Brazylijczyk zaczął agresywniej drugą rundę, trafiając dwoma ciosami. Później przyjął mocny prawy w odpowiedzi, ale zdzielił rywala dwoma lowkingami. Tukhugov walczył cały czas na wstecznym, ale jego aktywność nie była wysoka, choć i Moicano nie atakował potem szczególnie żwawo. Wywierał jednak nieustannie presję, spychając Czeczena do defensywy. W międzyczasie wybronił też próbę obalenia Czeczena. Ten atakował krótkim, dynamicznymi szarżami, ale w większości pruły one powietrze.

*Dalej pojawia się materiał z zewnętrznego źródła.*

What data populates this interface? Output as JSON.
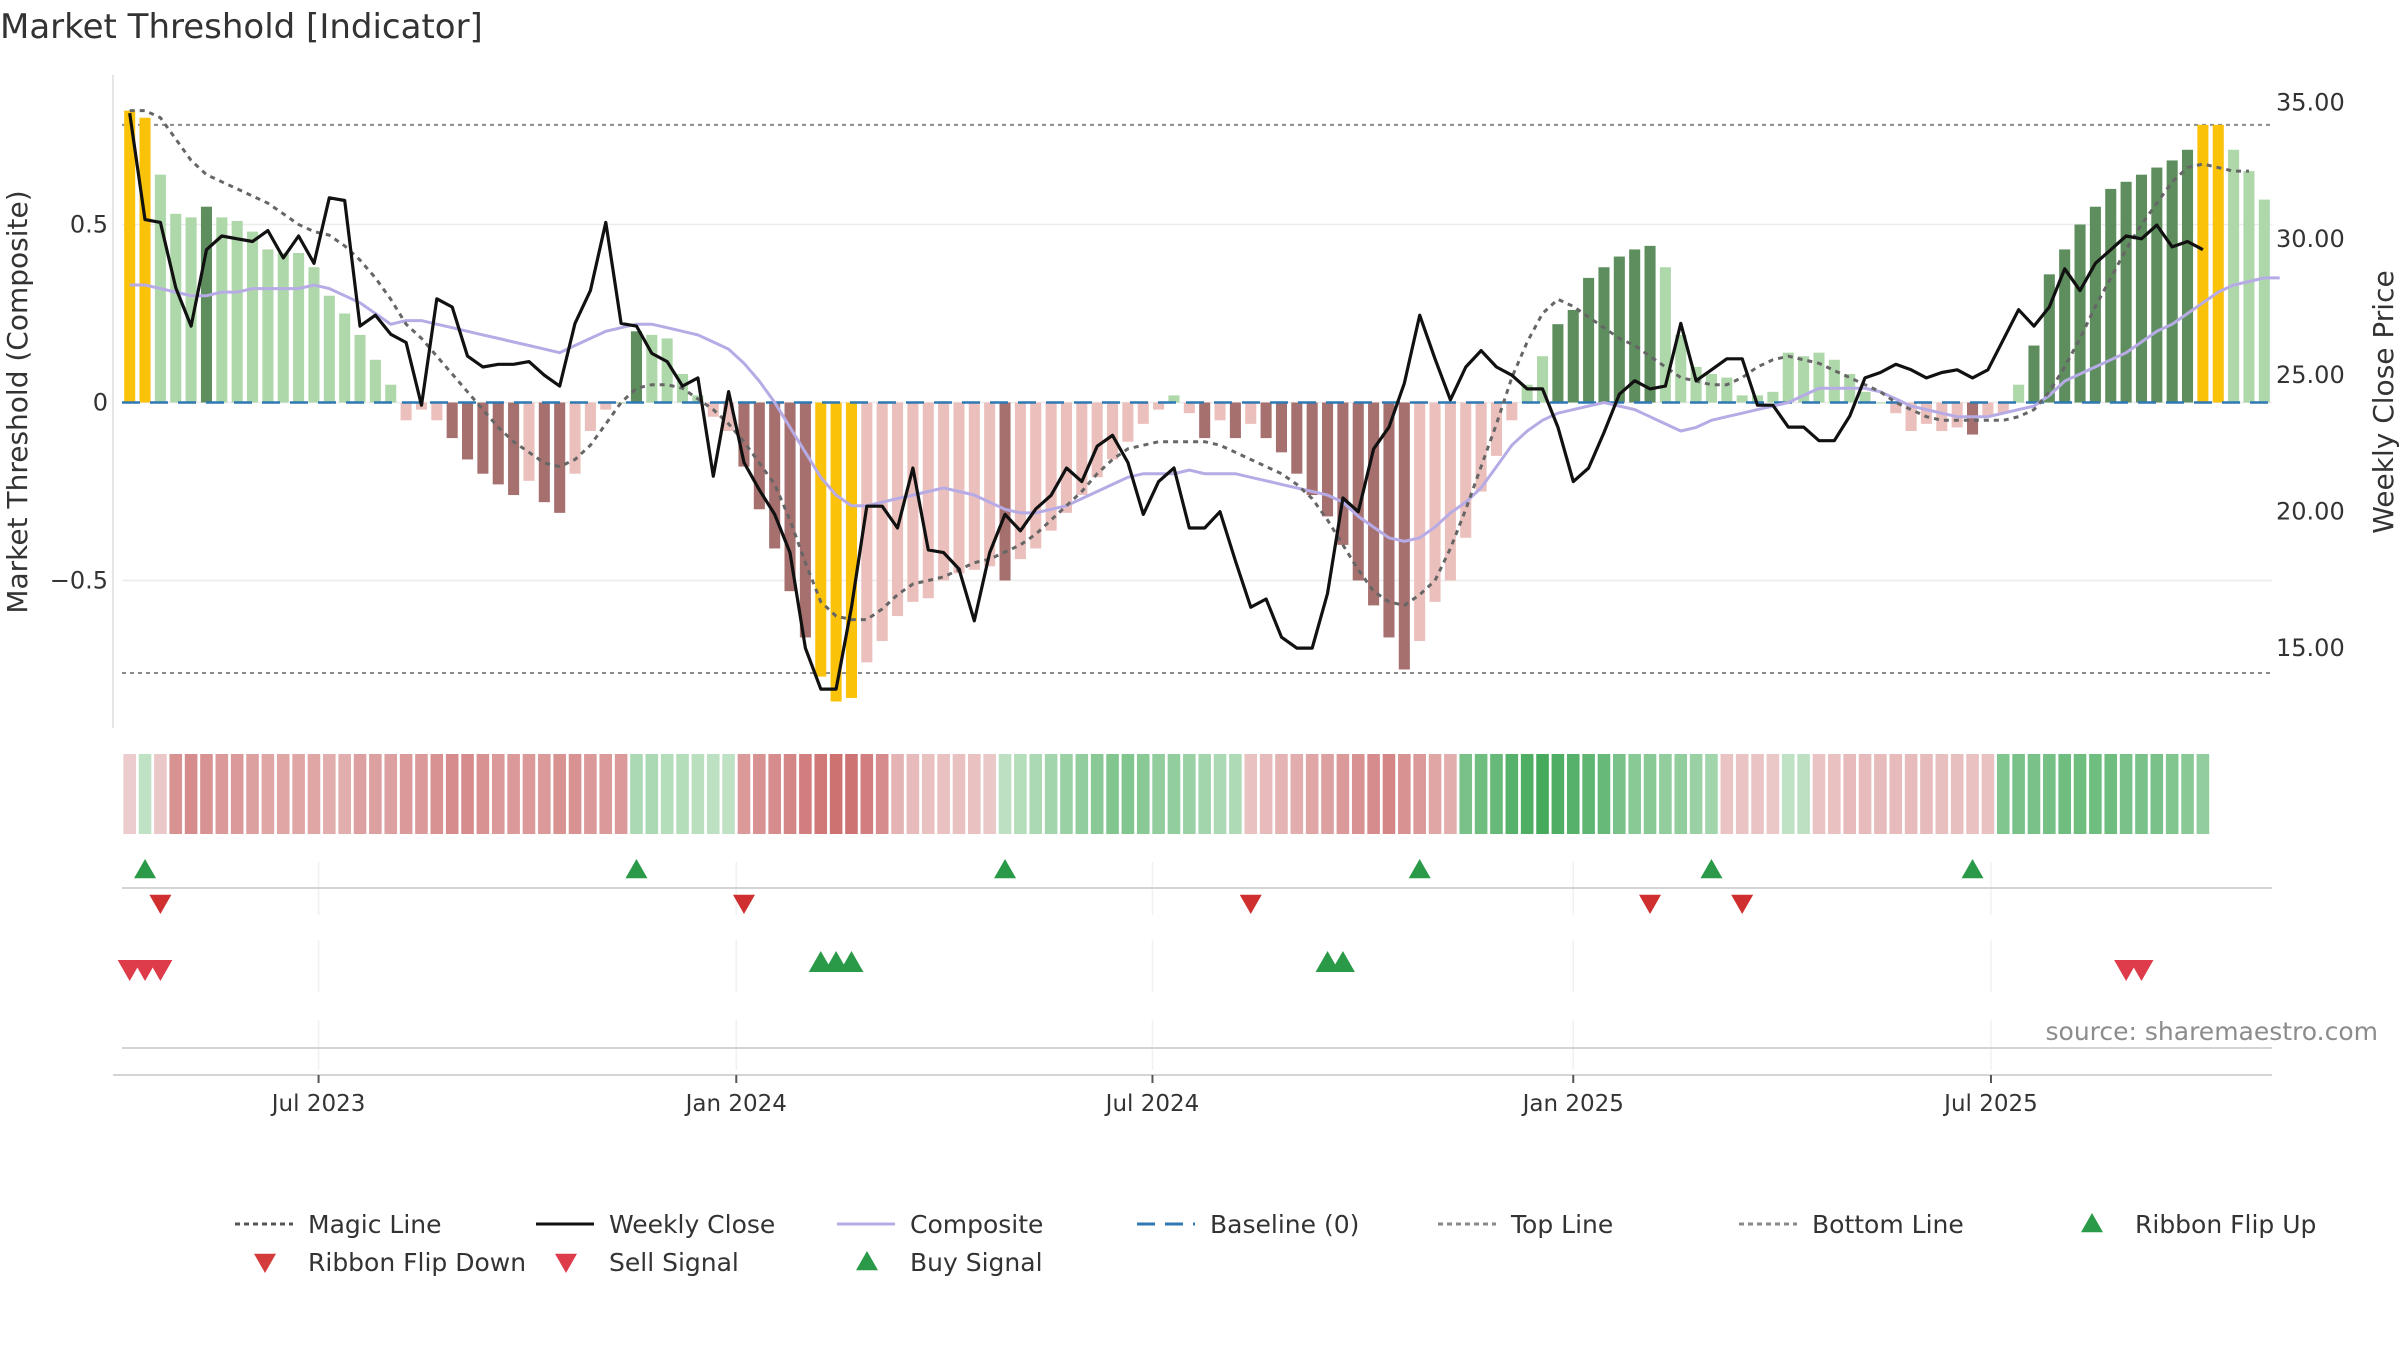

W ostatniej rundzie walka wyglądała podobnie jak w poprzednich. Moicano atakował, ale Tukhugov starał się odgryzać i wiele z jego ciosów doszło celu, choć najmocniejszy w pierwszych trzech minutach wyprowadził Brazylijczyk, w kontrze trafiając rywala mocnym sierpem. Czeczen próbował obaleń, ale bez rezultatu – świetnie bronił ich Moicano. Tukhugov był już mocno zmęczony, w końcówce przyjmując jeszcze kopnięcie na głowę. Spróbował jeszcze obalenia, ale znów Moicano dobrze je wybronił, w ostatnich sekundach raz jeszcze trafiając kilkoma lowkingami.

Sędziowie niejednogłośnie wskazali na Brazylijczyka, punktując 2 x 29-28, 28-29.

Moicano notuje w ten sposób drugie z rzędu zwycięstwo w oktagonie i udany powrót po półtorarocznej przerwie, jednocześnie serwując Tukhugovowi pierwszą w porażkę pod banderą UFC.

Tym samym nasz pierwszy underdog gali UFC 198 zwycięża.